M2. Install and Configure Derby home

  1. Install and configure Derby
    $ cd ~
    $ wget https://archive.apache.org/dist/db/derby/db-derby-10.14.2.0/db-derby-10.14.2.0-bin.tar.gz
    $ tar -xzf db-derby-10.14.2.0-bin.tar.gz
    $ mv db-derby-10.14.2.0-bin derby 
    $ mkdir derby/data
    
  2. Edit the file ~/.bashrc with the the following lines
      export DERBY_INSTALL=/home/hduser/derby
      export DERBY_HOME=/home/hduser/derby
      export PATH=$PATH:/home/hduser/derby/bin
      export CLASSPATH=$CLASSPATH:/home/hduser/derby/lib/derby.jar:/home/hduser/derby/lib/derbytools.jar
    
  3. Re-load the environment
    $ source ~/.bashrc
    
  4. Configure the Hive to use Network Derby by changing the following property values in file ~/hive/conf/hive-site.xml
     <property>
       <name>javax.jdo.option.ConnectionURL</name>
       <value>jdbc:derby://localhost:1527/metastore_db;create=true</value>
       <description>JDBC connect string for a JDBC metastore</description>
     </property>
     <property>
       <name>javax.jdo.option.ConnectionDriverName</name>
       <value>org.apache.derby.jdbc.ClientDriver</value>
       <description>Driver class name for a JDBC metastore</description>
     </property>
     <property>
       <name>hive.exec.local.scratchdir</name>
       <value>/tmp/hive/${user.name}</value>
       <description>Local scratch space for Hive jobs</description>
     </property>
     <property>
       <name>hive.downloaded.resources.dir</name>
       <value>/tmp/hive/${hive.session.id}_resources</value>
       <description>Temporary local directory for added resources in the remote file system.</description>
     </property>
     <property>
       <name>hive.querylog.location</name>
       <value>/tmp/hive/${user.name}</value>
       <description>Location of Hive run time structured log file</description>
     </property>
     <property>
       <name>hive.server2.logging.operation.log.location</name>
       <value>/tmp/hive/${user.name}/operation_logs</value>
       <description>Top level directory where operation logs are stored if logging functionality is >
     </property>
     <property>
       <name>hive.downloaded.resources.dir</name>
       <value>/tmp/hive/${hive.session.id}_resources</value>
       <description>Temporary local directory for added resources in the remote file system</description>
     </property>
    
  5. To allow Hive to connect to Derby through JDBC, add the following lines to the file ~/hadoop3/etc/hadoop/core-site.xml of your Hadoop installation.

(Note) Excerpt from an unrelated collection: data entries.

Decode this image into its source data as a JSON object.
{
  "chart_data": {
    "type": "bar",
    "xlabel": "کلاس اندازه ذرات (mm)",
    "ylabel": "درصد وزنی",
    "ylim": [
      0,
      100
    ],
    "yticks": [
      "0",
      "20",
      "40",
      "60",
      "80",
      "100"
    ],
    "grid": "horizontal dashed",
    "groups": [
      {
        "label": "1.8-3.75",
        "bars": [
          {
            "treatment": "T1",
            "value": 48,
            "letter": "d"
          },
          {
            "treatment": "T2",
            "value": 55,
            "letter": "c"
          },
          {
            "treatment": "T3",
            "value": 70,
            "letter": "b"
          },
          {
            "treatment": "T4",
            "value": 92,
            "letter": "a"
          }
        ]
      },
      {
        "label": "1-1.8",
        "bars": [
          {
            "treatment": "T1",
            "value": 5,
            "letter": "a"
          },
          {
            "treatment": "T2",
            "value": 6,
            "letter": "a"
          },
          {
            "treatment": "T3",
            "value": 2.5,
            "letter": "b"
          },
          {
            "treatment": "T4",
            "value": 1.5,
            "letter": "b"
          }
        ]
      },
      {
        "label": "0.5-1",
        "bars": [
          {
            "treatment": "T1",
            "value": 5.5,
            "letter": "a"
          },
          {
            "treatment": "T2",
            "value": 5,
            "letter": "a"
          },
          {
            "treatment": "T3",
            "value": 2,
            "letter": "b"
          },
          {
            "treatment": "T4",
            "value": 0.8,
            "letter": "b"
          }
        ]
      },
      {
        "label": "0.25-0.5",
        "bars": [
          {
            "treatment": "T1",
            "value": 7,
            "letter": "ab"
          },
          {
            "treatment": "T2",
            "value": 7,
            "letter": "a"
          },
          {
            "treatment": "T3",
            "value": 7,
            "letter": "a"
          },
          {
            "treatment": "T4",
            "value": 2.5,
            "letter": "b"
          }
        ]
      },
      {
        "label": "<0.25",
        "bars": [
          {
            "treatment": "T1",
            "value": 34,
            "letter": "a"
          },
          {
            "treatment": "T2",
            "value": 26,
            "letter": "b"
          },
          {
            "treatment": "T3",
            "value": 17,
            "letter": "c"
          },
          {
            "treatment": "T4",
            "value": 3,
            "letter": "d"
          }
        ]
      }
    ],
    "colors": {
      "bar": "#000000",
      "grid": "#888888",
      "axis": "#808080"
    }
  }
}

Then restart your hadoop, i.e. DFS and YARN services. Note that your hive SHOULD NOT running at this step
     <configuration>
       <property>
        <name>hadoop.proxyuser.hduser.hosts</name>
        <value>*</value>
       </property>
       <property>
        <name>hadoop.proxyuser.hduser.groups</name>
        <value>*</value>
       </property>
     </configuration>
    
  6. To allow PySpark to connect to hive cluster, duplicate (by overwriting) the following files to destination Spark
    $ cp -f ~/hadoop3/etc/hadoop/core-site.xml ~/spark/conf/
    $ cp -f ~/hadoop3/etc/hadoop/hdfs-site.xml ~/spark/conf/
    $ cp -f ~/hive/conf/hive-site.xml ~/spark/conf/
    $ cp -f ~/derby/lib/derbyclient.jar ~/spark/jars/
    $ cp -f ~/derby/lib/derbytools.jar ~/spark/jars/
    

    Attention: ensure Hadoop, Spark, and Hive are successfully installed BEFORE proceeding with this step. You need to redo this step if ANY CHANGES on the involved files in nearly future.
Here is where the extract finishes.